The second part of the book is a rather technical discussion of weather patterns, especially the oscillation known as ENSO, leading to the El Nino phenomena. Davis also delves into the scientific discussions of these phenomena both during the period of capitalist famines and in contemporary meteorology. This part of the book is furnished with strong statistical data, which will primarily be of interest to people engaged in studying weather patterns, as well as agriculturists because of the importance of these patterns for monsoons etc.

The third and final part of the book picks up where the first one left off, and goes into more detail about the social organizations of Brazil, India and China both before the colonialist period and during it. Davis produces interesting evidence to the account that not only was the average standard of living for the majority of the people quite higher in India and China than in Europe during the 18th Century, their degree of productivity in terms of manufacturing was higher as well. This to directly contradict the many Whiggish histories, like Landes and others, who posit the societies of India and China as stagnant and unproductive from the start. Instead, Mike Davis hypothesizes that the real reason for the sudden collapse in effectivity and productivity of India and China is the military involvement of (mainly) the British in these regions. Subjugating India entirely to a system of hyper-exploitation for the sole benefit of paying for the huge British military and for the interests of the factory manufacturers and traders in Manchester and London (whose direct influence over Indian Raj policy is shockingly large); and in China forcing the government into such large-scale wars and interventions against the British as to make the Qing dynasty go entirely bankrupt and unable to pay for the vast infrastructure and reserve funds, as well as destroying the most effective administation the world had ever seen, the Imperial magistrature system, from the inside via opium trade corruption. Davis makes plausible, if not quite proven, therefore that the downfall of India and China as powers in the 19th Century was exogenous rather than endogenous to these societies.

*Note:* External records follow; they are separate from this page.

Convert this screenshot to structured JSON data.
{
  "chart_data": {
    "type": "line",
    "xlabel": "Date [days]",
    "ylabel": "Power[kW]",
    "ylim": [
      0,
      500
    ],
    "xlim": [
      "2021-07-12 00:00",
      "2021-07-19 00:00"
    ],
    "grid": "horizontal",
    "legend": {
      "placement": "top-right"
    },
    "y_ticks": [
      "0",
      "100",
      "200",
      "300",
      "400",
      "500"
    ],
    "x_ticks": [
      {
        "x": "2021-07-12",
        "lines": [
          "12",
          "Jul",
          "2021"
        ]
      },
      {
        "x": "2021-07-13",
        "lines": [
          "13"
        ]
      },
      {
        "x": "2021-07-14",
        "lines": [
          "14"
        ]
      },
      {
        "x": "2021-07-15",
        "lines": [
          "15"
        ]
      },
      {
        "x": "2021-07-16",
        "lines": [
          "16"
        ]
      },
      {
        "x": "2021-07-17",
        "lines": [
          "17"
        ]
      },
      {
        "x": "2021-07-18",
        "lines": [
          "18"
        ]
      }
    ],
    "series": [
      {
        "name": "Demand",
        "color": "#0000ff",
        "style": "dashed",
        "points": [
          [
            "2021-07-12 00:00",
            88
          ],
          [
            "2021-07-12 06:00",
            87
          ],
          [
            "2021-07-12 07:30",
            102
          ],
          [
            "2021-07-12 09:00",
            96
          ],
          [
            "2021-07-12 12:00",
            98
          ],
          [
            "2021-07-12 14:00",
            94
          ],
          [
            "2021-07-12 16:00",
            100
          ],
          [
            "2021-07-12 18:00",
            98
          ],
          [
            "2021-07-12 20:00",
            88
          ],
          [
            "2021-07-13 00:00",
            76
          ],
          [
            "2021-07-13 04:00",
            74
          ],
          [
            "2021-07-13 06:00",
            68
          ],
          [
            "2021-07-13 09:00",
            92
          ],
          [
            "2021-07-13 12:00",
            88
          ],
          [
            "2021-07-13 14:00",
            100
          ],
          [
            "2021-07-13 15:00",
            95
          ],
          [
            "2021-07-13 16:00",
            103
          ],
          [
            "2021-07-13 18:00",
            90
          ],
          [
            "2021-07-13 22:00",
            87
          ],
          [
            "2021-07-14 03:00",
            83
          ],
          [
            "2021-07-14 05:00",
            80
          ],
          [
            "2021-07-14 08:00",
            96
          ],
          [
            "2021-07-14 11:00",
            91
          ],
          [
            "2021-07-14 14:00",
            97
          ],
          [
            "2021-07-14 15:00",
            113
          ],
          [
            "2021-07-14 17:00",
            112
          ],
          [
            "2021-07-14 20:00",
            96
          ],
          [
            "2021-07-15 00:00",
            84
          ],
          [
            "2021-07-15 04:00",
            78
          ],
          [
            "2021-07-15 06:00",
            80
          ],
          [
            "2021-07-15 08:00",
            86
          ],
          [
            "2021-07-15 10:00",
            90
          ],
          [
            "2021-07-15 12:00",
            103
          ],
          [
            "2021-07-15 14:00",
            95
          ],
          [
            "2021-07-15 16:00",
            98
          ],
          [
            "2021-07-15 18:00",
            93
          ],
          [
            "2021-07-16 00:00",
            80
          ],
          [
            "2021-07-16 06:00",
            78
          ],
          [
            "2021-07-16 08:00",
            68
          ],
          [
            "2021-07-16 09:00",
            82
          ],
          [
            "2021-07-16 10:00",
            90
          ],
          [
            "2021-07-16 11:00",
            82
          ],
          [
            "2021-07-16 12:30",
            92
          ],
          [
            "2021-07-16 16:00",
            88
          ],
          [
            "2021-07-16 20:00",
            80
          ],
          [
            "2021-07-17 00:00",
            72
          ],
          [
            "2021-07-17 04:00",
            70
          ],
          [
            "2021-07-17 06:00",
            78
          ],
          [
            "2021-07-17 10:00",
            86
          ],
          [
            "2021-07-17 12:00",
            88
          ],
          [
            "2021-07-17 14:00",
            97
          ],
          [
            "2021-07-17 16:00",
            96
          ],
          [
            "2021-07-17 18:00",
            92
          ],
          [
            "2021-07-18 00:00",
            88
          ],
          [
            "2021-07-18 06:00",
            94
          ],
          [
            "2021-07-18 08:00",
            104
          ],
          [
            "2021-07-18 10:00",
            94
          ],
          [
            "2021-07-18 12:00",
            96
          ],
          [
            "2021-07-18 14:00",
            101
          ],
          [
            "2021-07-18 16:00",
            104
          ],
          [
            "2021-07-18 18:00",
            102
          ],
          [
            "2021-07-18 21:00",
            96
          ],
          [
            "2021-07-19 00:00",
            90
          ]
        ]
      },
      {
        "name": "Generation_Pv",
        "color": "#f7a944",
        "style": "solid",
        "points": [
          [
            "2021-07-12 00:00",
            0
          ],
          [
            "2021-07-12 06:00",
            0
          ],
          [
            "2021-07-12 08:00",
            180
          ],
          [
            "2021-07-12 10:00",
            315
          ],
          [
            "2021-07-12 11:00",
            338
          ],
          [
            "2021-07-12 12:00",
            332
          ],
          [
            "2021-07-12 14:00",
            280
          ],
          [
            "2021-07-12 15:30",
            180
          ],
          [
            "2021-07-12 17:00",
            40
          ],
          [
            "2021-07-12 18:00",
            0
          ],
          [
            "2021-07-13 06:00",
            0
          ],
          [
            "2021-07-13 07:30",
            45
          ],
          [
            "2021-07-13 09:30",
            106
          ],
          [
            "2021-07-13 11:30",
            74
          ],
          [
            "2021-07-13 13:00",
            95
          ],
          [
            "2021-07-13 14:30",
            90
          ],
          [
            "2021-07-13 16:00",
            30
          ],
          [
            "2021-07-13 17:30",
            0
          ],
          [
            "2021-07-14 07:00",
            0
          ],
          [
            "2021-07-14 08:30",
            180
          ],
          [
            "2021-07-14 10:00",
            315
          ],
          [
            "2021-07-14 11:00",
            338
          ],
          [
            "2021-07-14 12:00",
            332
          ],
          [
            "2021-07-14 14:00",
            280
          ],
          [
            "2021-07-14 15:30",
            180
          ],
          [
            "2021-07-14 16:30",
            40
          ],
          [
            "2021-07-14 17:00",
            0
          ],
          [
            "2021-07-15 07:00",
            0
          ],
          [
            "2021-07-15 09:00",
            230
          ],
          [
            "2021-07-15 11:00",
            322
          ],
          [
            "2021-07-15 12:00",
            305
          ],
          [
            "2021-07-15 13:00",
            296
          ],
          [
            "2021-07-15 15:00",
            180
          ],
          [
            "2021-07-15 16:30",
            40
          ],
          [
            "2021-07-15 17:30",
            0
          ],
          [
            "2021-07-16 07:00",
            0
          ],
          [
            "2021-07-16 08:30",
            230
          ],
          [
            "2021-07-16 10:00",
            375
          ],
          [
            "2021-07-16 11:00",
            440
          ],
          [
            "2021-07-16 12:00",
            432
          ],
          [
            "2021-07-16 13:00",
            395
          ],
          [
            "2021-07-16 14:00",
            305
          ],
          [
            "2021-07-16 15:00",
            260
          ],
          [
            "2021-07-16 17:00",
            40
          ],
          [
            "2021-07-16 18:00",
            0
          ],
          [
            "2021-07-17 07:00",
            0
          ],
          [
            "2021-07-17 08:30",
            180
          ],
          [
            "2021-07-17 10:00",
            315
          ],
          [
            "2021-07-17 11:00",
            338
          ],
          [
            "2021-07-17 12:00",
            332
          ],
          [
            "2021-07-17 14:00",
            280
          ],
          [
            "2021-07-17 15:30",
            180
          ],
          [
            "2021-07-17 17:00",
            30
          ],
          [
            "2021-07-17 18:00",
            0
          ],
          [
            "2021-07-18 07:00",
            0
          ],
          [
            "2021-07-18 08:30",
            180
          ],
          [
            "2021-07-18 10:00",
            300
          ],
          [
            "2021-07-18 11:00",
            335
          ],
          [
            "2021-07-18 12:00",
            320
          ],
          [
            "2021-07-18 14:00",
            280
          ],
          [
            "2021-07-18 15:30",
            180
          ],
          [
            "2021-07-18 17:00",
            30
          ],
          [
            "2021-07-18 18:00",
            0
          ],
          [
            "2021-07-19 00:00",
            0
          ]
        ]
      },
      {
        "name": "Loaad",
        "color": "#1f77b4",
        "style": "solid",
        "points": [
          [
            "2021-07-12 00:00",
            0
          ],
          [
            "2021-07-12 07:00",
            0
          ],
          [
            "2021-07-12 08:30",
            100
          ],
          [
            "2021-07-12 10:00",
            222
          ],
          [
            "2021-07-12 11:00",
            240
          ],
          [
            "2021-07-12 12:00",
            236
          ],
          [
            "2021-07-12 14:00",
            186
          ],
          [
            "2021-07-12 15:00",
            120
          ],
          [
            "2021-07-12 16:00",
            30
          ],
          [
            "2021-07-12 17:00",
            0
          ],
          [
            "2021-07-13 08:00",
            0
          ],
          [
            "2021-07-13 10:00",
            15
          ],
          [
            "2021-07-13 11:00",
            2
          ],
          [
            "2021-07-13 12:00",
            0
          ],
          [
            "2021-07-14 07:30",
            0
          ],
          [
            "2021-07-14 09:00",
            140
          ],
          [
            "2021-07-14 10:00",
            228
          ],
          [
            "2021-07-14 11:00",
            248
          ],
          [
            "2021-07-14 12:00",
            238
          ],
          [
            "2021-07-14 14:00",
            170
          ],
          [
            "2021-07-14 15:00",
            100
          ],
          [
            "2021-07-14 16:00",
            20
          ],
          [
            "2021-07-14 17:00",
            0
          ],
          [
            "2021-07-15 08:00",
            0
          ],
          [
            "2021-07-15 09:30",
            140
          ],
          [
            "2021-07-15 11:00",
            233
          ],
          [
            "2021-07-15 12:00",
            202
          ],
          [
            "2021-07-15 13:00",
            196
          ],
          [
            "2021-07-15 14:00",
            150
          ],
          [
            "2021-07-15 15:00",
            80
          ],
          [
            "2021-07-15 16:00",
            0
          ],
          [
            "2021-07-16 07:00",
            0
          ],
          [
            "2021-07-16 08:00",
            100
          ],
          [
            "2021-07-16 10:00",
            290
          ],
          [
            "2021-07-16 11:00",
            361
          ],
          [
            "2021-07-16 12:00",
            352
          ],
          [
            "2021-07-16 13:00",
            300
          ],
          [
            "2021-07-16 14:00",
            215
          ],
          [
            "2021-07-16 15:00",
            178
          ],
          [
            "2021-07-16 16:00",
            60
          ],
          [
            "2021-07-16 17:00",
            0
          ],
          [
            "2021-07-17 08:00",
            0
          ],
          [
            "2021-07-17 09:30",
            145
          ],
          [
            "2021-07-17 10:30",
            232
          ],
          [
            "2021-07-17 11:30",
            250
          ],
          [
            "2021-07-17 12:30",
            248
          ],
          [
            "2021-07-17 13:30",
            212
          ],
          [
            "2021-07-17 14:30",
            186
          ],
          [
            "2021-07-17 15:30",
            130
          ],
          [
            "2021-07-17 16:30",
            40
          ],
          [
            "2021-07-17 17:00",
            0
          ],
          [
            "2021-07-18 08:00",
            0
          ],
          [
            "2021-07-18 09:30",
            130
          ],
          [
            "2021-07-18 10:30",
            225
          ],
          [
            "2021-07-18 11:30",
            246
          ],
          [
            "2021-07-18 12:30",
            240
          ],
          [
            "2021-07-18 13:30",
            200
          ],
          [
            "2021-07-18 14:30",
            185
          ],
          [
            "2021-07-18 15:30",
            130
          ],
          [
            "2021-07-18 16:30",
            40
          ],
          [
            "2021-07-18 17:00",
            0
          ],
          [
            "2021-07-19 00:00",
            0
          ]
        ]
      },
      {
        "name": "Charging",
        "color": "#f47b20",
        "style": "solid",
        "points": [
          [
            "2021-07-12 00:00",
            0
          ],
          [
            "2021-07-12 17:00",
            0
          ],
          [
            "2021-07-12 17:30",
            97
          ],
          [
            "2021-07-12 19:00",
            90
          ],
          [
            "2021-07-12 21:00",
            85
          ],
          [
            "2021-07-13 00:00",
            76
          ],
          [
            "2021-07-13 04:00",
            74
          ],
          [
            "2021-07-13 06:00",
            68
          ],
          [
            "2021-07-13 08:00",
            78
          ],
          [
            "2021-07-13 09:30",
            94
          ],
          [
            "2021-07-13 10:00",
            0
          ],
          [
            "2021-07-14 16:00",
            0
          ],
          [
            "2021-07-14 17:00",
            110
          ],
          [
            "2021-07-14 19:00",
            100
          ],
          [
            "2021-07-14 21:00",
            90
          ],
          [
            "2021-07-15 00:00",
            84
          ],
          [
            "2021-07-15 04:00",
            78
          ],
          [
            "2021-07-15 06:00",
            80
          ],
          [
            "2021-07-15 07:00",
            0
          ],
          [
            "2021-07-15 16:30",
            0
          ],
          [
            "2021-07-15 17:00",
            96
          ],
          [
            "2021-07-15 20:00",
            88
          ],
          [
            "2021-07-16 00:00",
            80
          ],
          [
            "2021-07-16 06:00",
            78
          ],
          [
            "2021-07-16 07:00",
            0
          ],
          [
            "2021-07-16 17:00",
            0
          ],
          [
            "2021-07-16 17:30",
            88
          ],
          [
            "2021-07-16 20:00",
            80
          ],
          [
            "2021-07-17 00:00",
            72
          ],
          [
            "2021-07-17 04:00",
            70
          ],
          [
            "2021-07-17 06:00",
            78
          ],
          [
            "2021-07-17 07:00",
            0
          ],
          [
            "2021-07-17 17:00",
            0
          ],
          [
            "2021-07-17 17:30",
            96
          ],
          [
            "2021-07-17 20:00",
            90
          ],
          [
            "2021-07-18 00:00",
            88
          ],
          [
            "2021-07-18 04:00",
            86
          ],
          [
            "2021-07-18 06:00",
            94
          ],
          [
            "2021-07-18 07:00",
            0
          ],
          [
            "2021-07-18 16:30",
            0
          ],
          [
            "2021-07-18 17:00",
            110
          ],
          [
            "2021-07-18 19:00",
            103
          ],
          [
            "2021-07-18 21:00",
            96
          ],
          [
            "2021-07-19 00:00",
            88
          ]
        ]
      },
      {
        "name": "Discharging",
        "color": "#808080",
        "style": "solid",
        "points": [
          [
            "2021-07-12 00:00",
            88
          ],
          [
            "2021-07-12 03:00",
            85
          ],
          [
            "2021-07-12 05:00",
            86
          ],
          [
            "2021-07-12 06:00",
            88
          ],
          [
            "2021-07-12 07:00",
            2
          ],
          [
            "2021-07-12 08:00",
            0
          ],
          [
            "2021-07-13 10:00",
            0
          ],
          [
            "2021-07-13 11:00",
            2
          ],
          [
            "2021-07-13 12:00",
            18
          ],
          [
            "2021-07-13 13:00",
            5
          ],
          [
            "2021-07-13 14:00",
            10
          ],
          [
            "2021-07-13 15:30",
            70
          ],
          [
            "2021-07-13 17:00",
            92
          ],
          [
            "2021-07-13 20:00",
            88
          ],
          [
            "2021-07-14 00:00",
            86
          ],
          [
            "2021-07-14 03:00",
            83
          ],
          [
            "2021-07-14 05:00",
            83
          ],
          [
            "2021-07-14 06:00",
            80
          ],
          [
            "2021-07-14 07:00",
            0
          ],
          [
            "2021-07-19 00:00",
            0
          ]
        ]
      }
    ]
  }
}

But what is most important about this book is the enormity of what it describes: the incredibly large-scale death of the subjugated and exploited peoples of what would later form the 'Third' or developing world. By even modest estimates the various preventable famines in China during 1850-1900 alone must have killed some 30-60 million people, and in India probably again anywhere between 30 and 85 million. Then if we add to that the deaths in Brazil (not exploited by foreign powers this time, but by their own capitalist plutocracy), of various African nations, as well as the costs of rebellion and civil war caused by the social disintegration resulting from invasion and colonialism, we get quite a pretty picture: indeed the 20th Century can hardly be considered bloodier than the 19th was. And this is called, by historians, the "Belle Epoque"! One wonders if those who write so-called "Black Books of Communism" etc. are even aware of the lethality of capital.